Join me this week to discover how to apologize from a place of radical self-love and unconditional love for others. We get to ask ourselves some intense questions in this process, and this is a core part of understanding the need to apologize. You get to pause here and take note of all your feels so that you can come to it with a deeper understanding of your own truth and maintain the relationships in your life that are healthy and fulfilling to you.

If these topics I share with you here on the podcast resonate for you and you want to work with me, you have a chance coming up soon as I open up enrollment for my six-month master class, The Feminist Wellness Guide to Overcoming Codependency. We start in the fall, so click here to complete a short application!

As a special thank you for leaving a rating and review about the show on Apple Podcasts, I have a whole suite of meditations to send your way. They cover boundary setting, inner child healing, and grounding yourself in your body. Click here to get them!


What You’ll Learn:

  • How you might feel when your inner children and ego are trying to protect you.
  • Why thinking of negative feelings as a gift serves me every time.
  • 6 steps to apologizing without harming ourselves or the other person further.
  • The prep work that should come before any apology.
  • Why apologizing can be so loaded for some of us.
  • The role of confusion in a situation where an apology is due.
  • Examples of situations where it is not your responsibility to apologize.
  • How to start the work of understanding the need to apologize.

Listen to the Full Episode:

Featured on the Show:

Full Episode Transcript:

 

Welcome, my love, to part two of our mini-series about apologies. We started last week thinking all about why we apologize and about how important it is to reframe apologies not as a sign of weakness or about hurting ourselves.

We apologize to reconnect, to repair, to stitch back together the net of relationships that was made weaker by something we said or did. We apologize because love and peace and understanding feel amazing, and being radically honest with ourselves and those we love about where we’ve F’ed up is so freeing.
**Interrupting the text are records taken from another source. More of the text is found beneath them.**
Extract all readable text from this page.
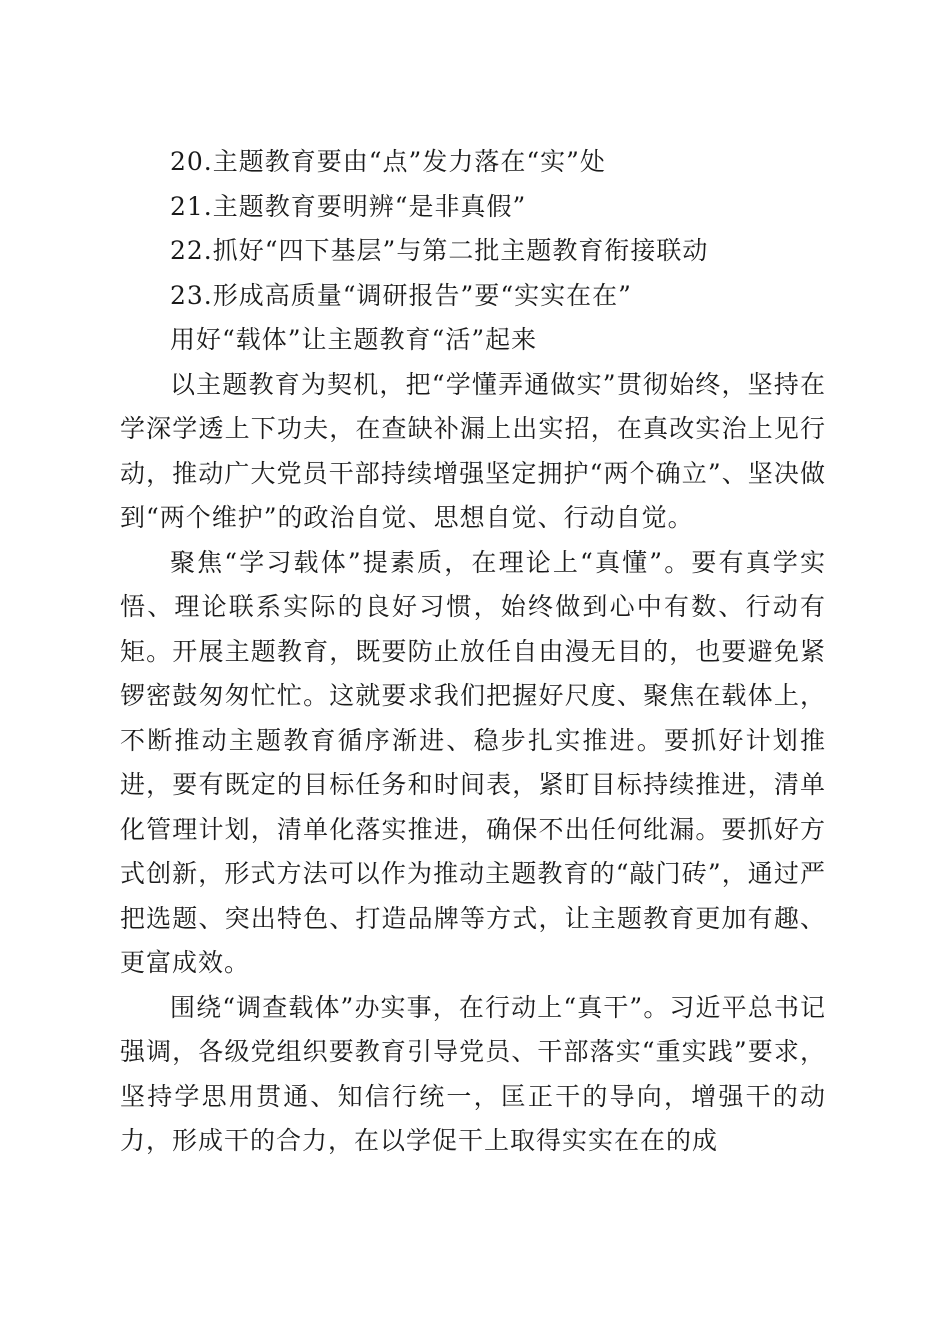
20.主题教育要由“点”发力落在“实”处

21.主题教育要明辨“是非真假”

22.抓好“四下基层”与第二批主题教育衔接联动

23.形成高质量“调研报告”要“实实在在”

用好“载体”让主题教育“活”起来

以主题教育为契机，把“学懂弄通做实”贯彻始终，坚持在学深学透上下功夫，在查缺补漏上出实招，在真改实治上见行动，推动广大党员干部持续增强坚定拥护“两个确立”、坚决做到“两个维护”的政治自觉、思想自觉、行动自觉。

聚焦“学习载体”提素质，在理论上“真懂”。要有真学实悟、理论联系实际的良好习惯，始终做到心中有数、行动有矩。开展主题教育，既要防止放任自由漫无目的，也要避免紧锣密鼓匆匆忙忙。这就要求我们把握好尺度、聚焦在载体上，不断推动主题教育循序渐进、稳步扎实推进。要抓好计划推进，要有既定的目标任务和时间表，紧盯目标持续推进，清单化管理计划，清单化落实推进，确保不出任何纰漏。要抓好方式创新，形式方法可以作为推动主题教育的“敲门砖”，通过严把选题、突出特色、打造品牌等方式，让主题教育更加有趣、更富成效。

围绕“调查载体”办实事，在行动上“真干”。习近平总书记强调，各级党组织要教育引导党员、干部落实“重实践”要求，坚持学思用贯通、知信行统一，匡正干的导向，增强干的动力，形成干的合力，在以学促干上取得实实在在的成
To do that, we get to get radically honest with ourselves and we have to center the other person. Their experience, their pain, whether or not we fully understand it. Ready to hear more? Ready to learn how to really truly apologize in a loving way? Keep listening my love, it’s going to be a good one.

You’re listening to Feminist Wellness, the only podcast that combines functional medicine, life coaching, and feminism to teach smart women how to reclaim their power and restore their health! Here’s your host, Nurse Practitioner, Functional Medicine Expert, Herbalist and Life Coach, Victoria Albina.

Hello, hello my love. I hope this finds you doing so well. We are back in Brooklyn. It’s been interesting. We were upstate for a couple of weeks. It was so nice to wake up amongst the trees and as an herbalist and an herb witch, it was just so beautiful to go on these really long walks in the woods and by the creekside and to see so many of my beloved plant allies just everywhere.

From the huge plantain, all the dandelion, artemisia, like, all that mugwort. It was beautiful. St John’s-wort, it was a beautiful time and yeah, I love Brooklyn. I feel so grateful that we have a little roof deck and I get to spend some time outdoors. But I love me some woods. It’s just my truth.

So my darling, we are talking once again about apologies, and we are going to be doing this for a couple more weeks because it’s a really vital thing. So as you know, my passion as a life coach, as a holistic nurse practitioner and a breath worker is to support you, yes you, my lovely you, in connecting inward, to healing your own heart and getting more in touch with yourself, to learn how to connect in with your inner children, to reparent them with so much love and care, and to help yourself each step of the way to be more and more radically, wildly, open-heartedly honest with yourself and that’s one of the central tenants of thought work.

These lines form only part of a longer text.